Last night we watched, for the zillionth time, the first disc of The Fellowship of the Ring. I was reminded of this map I saw a while ago, found here (but originally put together by Peter Bird--and pointed out to me by a reader, though I'm sorry to say I can't remember who):

• The Shire is in the South-West of England, which further north is also home to the Old Forest (Yorkshire?), the Barrow Downs (north of England), the city of Bree (at or near Newcastle-upon-Tyne) and Amon Sul (Scottish Highlands).
• The Grey Havens are situated in Ireland.
• Eriador corresponds with Brittany.
• Helm’s Deep is near the Franco-German-Swiss border tripoint, close to the city of Basel.
• The mountain chain of Ered Nimrais is the Alps.
• Gondor corresponds with the northern Italian plains, extended towards the unsubmerged Adriatic Sea.
• Mordor is situated in Transylvania, with Mount Doom in Romania (probably), Minas Morgul in Hungary (approximately) and Minas Tirith in Austria (sort of).
• Rohan is in southern Germany, with Edoras at the foot of the Bavarian Alps.
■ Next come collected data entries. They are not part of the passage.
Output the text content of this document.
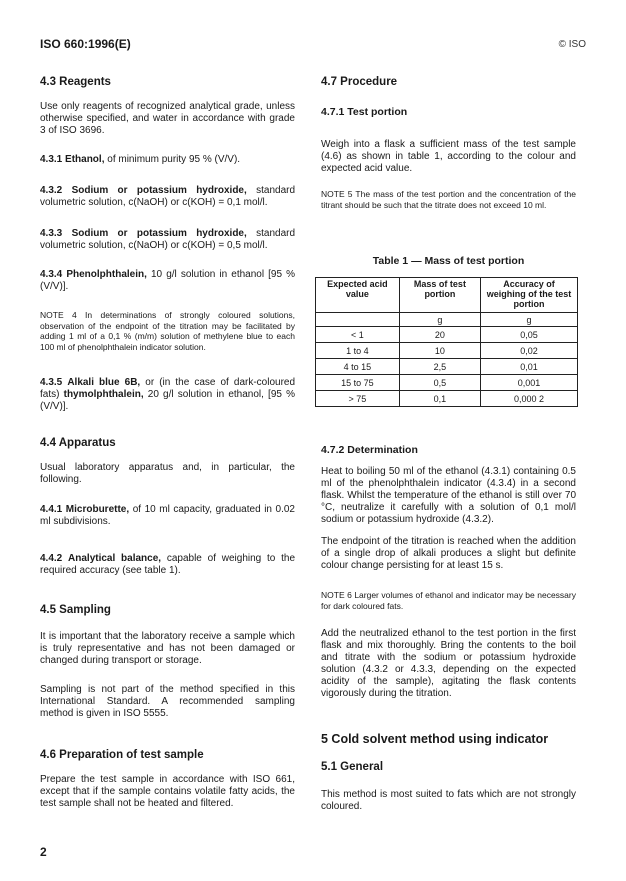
ISO 660:1996(E)	© ISO
4.3 Reagents
Use only reagents of recognized analytical grade, unless otherwise specified, and water in accordance with grade 3 of ISO 3696.
4.3.1 Ethanol, of minimum purity 95 % (V/V).
4.3.2 Sodium or potassium hydroxide, standard volumetric solution, c(NaOH) or c(KOH) = 0,1 mol/l.
4.3.3 Sodium or potassium hydroxide, standard volumetric solution, c(NaOH) or c(KOH) = 0,5 mol/l.
4.3.4 Phenolphthalein, 10 g/l solution in ethanol [95 % (V/V)].
NOTE 4 In determinations of strongly coloured solutions, observation of the endpoint of the titration may be facilitated by adding 1 ml of a 0,1 % (m/m) solution of methylene blue to each 100 ml of phenolphthalein indicator solution.
4.3.5 Alkali blue 6B, or (in the case of dark-coloured fats) thymolphthalein, 20 g/l solution in ethanol, [95 % (V/V)].
4.4 Apparatus
Usual laboratory apparatus and, in particular, the following.
4.4.1 Microburette, of 10 ml capacity, graduated in 0.02 ml subdivisions.
4.4.2 Analytical balance, capable of weighing to the required accuracy (see table 1).
4.5 Sampling
It is important that the laboratory receive a sample which is truly representative and has not been damaged or changed during transport or storage.
Sampling is not part of the method specified in this International Standard. A recommended sampling method is given in ISO 5555.
4.6 Preparation of test sample
Prepare the test sample in accordance with ISO 661, except that if the sample contains volatile fatty acids, the test sample shall not be heated and filtered.
4.7 Procedure
4.7.1 Test portion
Weigh into a flask a sufficient mass of the test sample (4.6) as shown in table 1, according to the colour and expected acid value.
NOTE 5 The mass of the test portion and the concentration of the titrant should be such that the titrate does not exceed 10 ml.
Table 1 — Mass of test portion
Expected acid value	Mass of test portion	Accuracy of weighing of the test portion
	g	g
< 1	20	0,05
1 to 4	10	0,02
4 to 15	2,5	0,01
15 to 75	0,5	0,001
> 75	0,1	0,000 2
4.7.2 Determination
Heat to boiling 50 ml of the ethanol (4.3.1) containing 0.5 ml of the phenolphthalein indicator (4.3.4) in a second flask. Whilst the temperature of the ethanol is still over 70 °C, neutralize it carefully with a solution of 0,1 mol/l sodium or potassium hydroxide (4.3.2).
The endpoint of the titration is reached when the addition of a single drop of alkali produces a slight but definite colour change persisting for at least 15 s.
NOTE 6 Larger volumes of ethanol and indicator may be necessary for dark coloured fats.
Add the neutralized ethanol to the test portion in the first flask and mix thoroughly. Bring the contents to the boil and titrate with the sodium or potassium hydroxide solution (4.3.2 or 4.3.3, depending on the expected acidity of the sample), agitating the flask contents vigorously during the titration.
5 Cold solvent method using indicator
5.1 General
This method is most suited to fats which are not strongly coloured.
2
Also in Germany, but to the north, near present-day Hamburg, is Isengard. Close by is the forest of Fangorn.
• To the north is Mirkwood, further east are Rhovanion and the wastes of Rhûn, close to the Ural mountains.
• The Sea of Rhûn corresponds to the Black Sea.
• Khand is Turkey
• Haradwaith is the eastern part of North Africa, Umbar corresponds with the Maghreb, the western part of North Africa.
• The Bay of Belfalas is the western part of the Mediterranean.

Personally, I've always thought of the hobbits as being from Yorkshire (Tolkien spent much of his professional life in Leeds), so maybe one day I'll redraw all this. For now, though, it's fun to consider. And I'll be watching disc 2 tomorrow.